If you’ve ever been on a weight loss diet, you know how difficult it is to stay the course, achieve your target weight, and then maintain it for months and years. The majority of dieters fail to maintain their low weight for over a year.
For many, a diet means a temporary sacrifice and inconvenience in order to reach a certain goal (Weddings, bikini season, etc..). But unlike other one time sacrifices – working as a teen all summer long to save up money to buy a car, or spending 4 years crunching textbooks to get an engineering degree – once you’ve achieved your goal, you’ve got to continue working hard to maintain it.
Jennifer LaRue Huget, Washington Post’s Eat Drink and Be Healthy blogger, has a great piece on a current trend:
…a subtle shift in the diet-guidance market: Instead of prescribing eating regimens, many weight-loss experts are suggesting that we reevaluate our relationship with food, focus on eating healthful whole foods and use psychology to aid our efforts to shed pounds. read more…
What you need to know:
The weight loss industry is a huge business and still growing – close to $70 billion in revenue expected this year alone (compare to $500 billion we spend on groceries). But obviously something is afoul, as the average American is still getting heavier year after year.

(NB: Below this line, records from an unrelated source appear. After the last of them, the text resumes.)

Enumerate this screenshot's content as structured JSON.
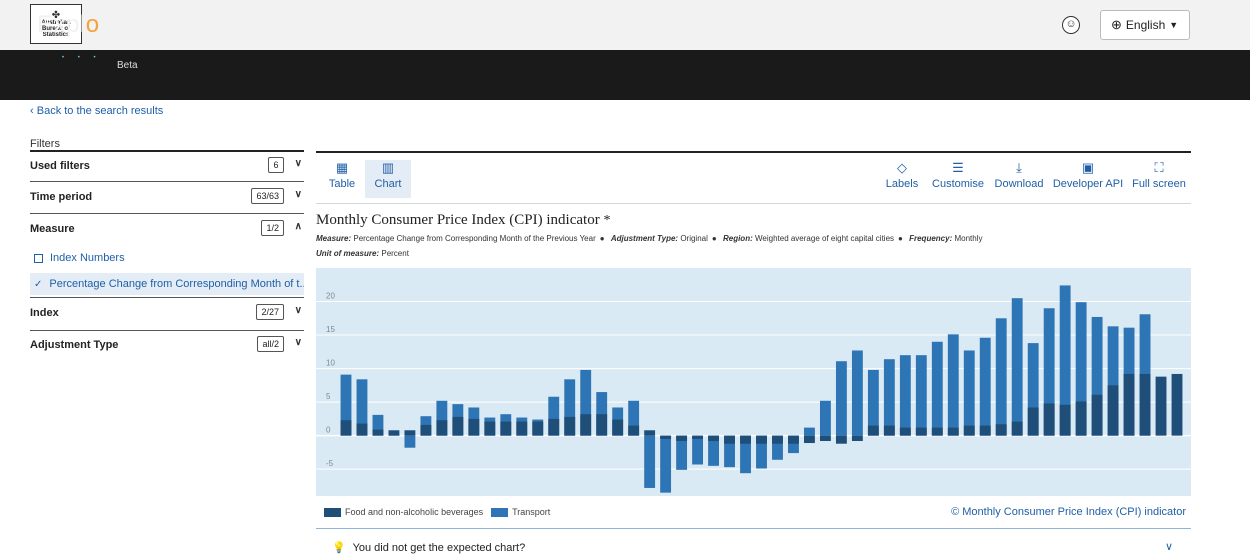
{
  "logo": {
    "lines": [
      "Australian",
      "Bureau of",
      "Statistics"
    ]
  },
  "language": {
    "label": "English"
  },
  "brand": {
    "name_pre": "Expl",
    "name_o": "o",
    "name_post": "rer",
    "beta": "Beta"
  },
  "nav": {
    "back": "Back to the search results"
  },
  "filters": {
    "title": "Filters",
    "rows": [
      {
        "label": "Used filters",
        "badge": "6"
      },
      {
        "label": "Time period",
        "badge": "63/63"
      },
      {
        "label": "Measure",
        "badge": "1/2"
      },
      {
        "label": "Index",
        "badge": "2/27"
      },
      {
        "label": "Adjustment Type",
        "badge": "all/2"
      }
    ],
    "measure_options": [
      {
        "label": "Index Numbers",
        "selected": false
      },
      {
        "label": "Percentage Change from Corresponding Month of t...",
        "selected": true
      }
    ]
  },
  "toolbar": {
    "table": "Table",
    "chart": "Chart",
    "labels": "Labels",
    "customise": "Customise",
    "download": "Download",
    "developer_api": "Developer API",
    "full_screen": "Full screen"
  },
  "chart_header": {
    "title": "Monthly Consumer Price Index (CPI) indicator",
    "asterisk": "*",
    "measure_key": "Measure:",
    "measure_val": "Percentage Change from Corresponding Month of the Previous Year",
    "adj_key": "Adjustment Type:",
    "adj_val": "Original",
    "region_key": "Region:",
    "region_val": "Weighted average of eight capital cities",
    "freq_key": "Frequency:",
    "freq_val": "Monthly",
    "unit_key": "Unit of measure:",
    "unit_val": "Percent"
  },
  "colors": {
    "plot_bg": "#d9eaf4",
    "grid": "#ffffff",
    "food": "#1f4e79",
    "transport": "#2e75b6"
  },
  "chart_data": {
    "type": "bar",
    "stacking": "overlay",
    "ylim": [
      -9,
      25
    ],
    "yticks": [
      -5,
      0,
      5,
      10,
      15,
      20
    ],
    "grid": true,
    "legend_position": "bottom-left",
    "series": [
      {
        "name": "Food and non-alcoholic beverages",
        "values": [
          2.3,
          1.8,
          0.9,
          0.8,
          0.8,
          1.6,
          2.3,
          2.8,
          2.5,
          2.1,
          2.1,
          2.1,
          2.1,
          2.5,
          2.8,
          3.2,
          3.2,
          2.4,
          1.5,
          0.8,
          -0.5,
          -0.8,
          -0.5,
          -0.8,
          -1.2,
          -1.2,
          -1.2,
          -1.2,
          -1.2,
          -1.1,
          -0.8,
          -1.2,
          -0.8,
          1.5,
          1.5,
          1.2,
          1.2,
          1.2,
          1.2,
          1.5,
          1.5,
          1.7,
          2.1,
          4.2,
          4.8,
          4.6,
          5.1,
          6.1,
          7.5,
          9.2,
          9.2,
          8.8,
          9.2
        ]
      },
      {
        "name": "Transport",
        "values": [
          9.1,
          8.4,
          3.1,
          0.2,
          -1.8,
          2.9,
          5.2,
          4.7,
          4.2,
          2.7,
          3.2,
          2.7,
          2.4,
          5.8,
          8.4,
          9.8,
          6.5,
          4.2,
          5.2,
          -7.8,
          -8.5,
          -5.1,
          -4.3,
          -4.5,
          -4.7,
          -5.6,
          -4.9,
          -3.6,
          -2.6,
          1.2,
          5.2,
          11.1,
          12.7,
          9.8,
          11.4,
          12.0,
          12.0,
          14.0,
          15.1,
          12.7,
          14.6,
          17.5,
          20.5,
          13.8,
          19.0,
          22.4,
          19.9,
          17.7,
          16.3,
          16.1,
          18.1
        ]
      }
    ]
  },
  "legend": {
    "food": "Food and non-alcoholic beverages",
    "transport": "Transport",
    "copyright": "© Monthly Consumer Price Index (CPI) indicator"
  },
  "hint": {
    "text": "You did not get the expected chart?"
  }
}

A lifestyle change seems like a better approach, because habits are, well, habitual. We get used to doing things a certain way, and then it’s not an effort to continue doing them. For example, getting into the habit of eating whole grain products instead of refined grains. Getting into the habit of drinking only water. Getting used to less salty food over the course of several months through gradual reduction. Ditto for sugar.

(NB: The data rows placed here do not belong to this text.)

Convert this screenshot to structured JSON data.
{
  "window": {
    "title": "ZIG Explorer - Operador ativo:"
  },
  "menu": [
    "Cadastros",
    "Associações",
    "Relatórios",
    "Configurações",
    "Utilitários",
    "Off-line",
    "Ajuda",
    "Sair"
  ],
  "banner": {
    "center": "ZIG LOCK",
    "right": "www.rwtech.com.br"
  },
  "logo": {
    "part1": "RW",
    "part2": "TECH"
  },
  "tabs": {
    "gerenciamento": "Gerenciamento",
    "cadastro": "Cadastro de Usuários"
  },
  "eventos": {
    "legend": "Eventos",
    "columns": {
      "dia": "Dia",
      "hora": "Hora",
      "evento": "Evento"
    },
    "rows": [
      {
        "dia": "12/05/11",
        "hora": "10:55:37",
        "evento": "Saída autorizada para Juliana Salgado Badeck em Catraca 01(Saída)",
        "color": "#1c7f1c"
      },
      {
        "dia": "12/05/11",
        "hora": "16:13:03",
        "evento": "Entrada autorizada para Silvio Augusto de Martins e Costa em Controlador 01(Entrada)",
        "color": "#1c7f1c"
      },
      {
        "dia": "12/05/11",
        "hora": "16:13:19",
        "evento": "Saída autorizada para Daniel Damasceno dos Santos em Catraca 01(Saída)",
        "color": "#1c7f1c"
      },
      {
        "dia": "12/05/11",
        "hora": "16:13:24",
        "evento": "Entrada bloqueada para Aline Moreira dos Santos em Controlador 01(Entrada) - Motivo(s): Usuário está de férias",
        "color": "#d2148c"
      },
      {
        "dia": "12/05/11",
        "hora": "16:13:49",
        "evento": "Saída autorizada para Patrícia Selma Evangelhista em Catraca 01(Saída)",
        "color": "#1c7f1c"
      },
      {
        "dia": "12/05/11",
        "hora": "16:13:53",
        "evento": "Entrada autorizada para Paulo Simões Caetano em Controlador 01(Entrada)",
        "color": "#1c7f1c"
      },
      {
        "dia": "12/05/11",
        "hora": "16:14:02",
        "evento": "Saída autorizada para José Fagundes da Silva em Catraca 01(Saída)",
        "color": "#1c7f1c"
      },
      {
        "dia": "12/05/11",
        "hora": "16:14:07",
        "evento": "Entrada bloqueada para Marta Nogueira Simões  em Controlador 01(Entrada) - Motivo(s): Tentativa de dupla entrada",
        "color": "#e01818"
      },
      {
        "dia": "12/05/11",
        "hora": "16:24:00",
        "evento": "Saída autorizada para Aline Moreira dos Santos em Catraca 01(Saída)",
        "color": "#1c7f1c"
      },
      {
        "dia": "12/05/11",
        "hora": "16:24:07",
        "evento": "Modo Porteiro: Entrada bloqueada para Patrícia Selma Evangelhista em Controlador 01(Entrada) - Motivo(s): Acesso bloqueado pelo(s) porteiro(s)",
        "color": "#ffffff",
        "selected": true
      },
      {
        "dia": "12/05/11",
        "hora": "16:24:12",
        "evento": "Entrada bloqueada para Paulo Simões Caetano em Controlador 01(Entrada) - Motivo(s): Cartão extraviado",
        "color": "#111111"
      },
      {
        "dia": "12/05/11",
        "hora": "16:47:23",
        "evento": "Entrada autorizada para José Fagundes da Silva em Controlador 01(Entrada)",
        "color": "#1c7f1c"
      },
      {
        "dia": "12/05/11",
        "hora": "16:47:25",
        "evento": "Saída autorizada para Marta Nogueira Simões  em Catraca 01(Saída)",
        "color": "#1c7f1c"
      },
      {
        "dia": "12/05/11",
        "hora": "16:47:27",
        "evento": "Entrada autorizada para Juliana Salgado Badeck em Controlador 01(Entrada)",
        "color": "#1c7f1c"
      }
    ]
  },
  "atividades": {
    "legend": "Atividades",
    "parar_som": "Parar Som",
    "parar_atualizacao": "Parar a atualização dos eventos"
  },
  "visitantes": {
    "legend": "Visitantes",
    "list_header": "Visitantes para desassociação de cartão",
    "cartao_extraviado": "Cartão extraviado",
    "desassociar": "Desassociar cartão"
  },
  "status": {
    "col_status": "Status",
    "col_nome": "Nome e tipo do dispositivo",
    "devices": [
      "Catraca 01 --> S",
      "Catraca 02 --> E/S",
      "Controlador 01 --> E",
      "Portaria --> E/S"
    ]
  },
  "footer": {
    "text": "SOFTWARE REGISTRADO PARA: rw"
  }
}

We’re not saying that this is easy. If you’ve been drinking pop for 30 years, making it a habit to drink just water is a daunting task. That’s why starting young is a key success factor. If your children equate thirst with water, not juice, that’s a life lesson that will help them manage their weight ten or twenty years down the road (not to mention dentist bills).
Another issue to consider is the role that the food industry is playing in creating good or bad lifestyle choices for us. With snacks getting shoved in front of our faces every which way we turn, it’s so easy to succumb to temptation. Think Doritos and Coke when filling up the minivan, a 400 calorie latte at the bookstore, or even a “healthy” 500 calorie snack at the gym after a workout.
What to do at the supermarket:
For those of us complaining about the high price of healthy foods (fresh fruits and vegetables) here is some interesting math: 72 million Americans are on some sort of diet. They will spend $70B this year on dieting. That works out to almost $1000 per person spent on dieting, on average. Imagine using those $1000 to improve the quality and nutrition of the products you purchase – an extra $20 a week to get more nutrients into your body. And if you kick the soft drink habit, switching to tap water – that’s another $125 of savings annually.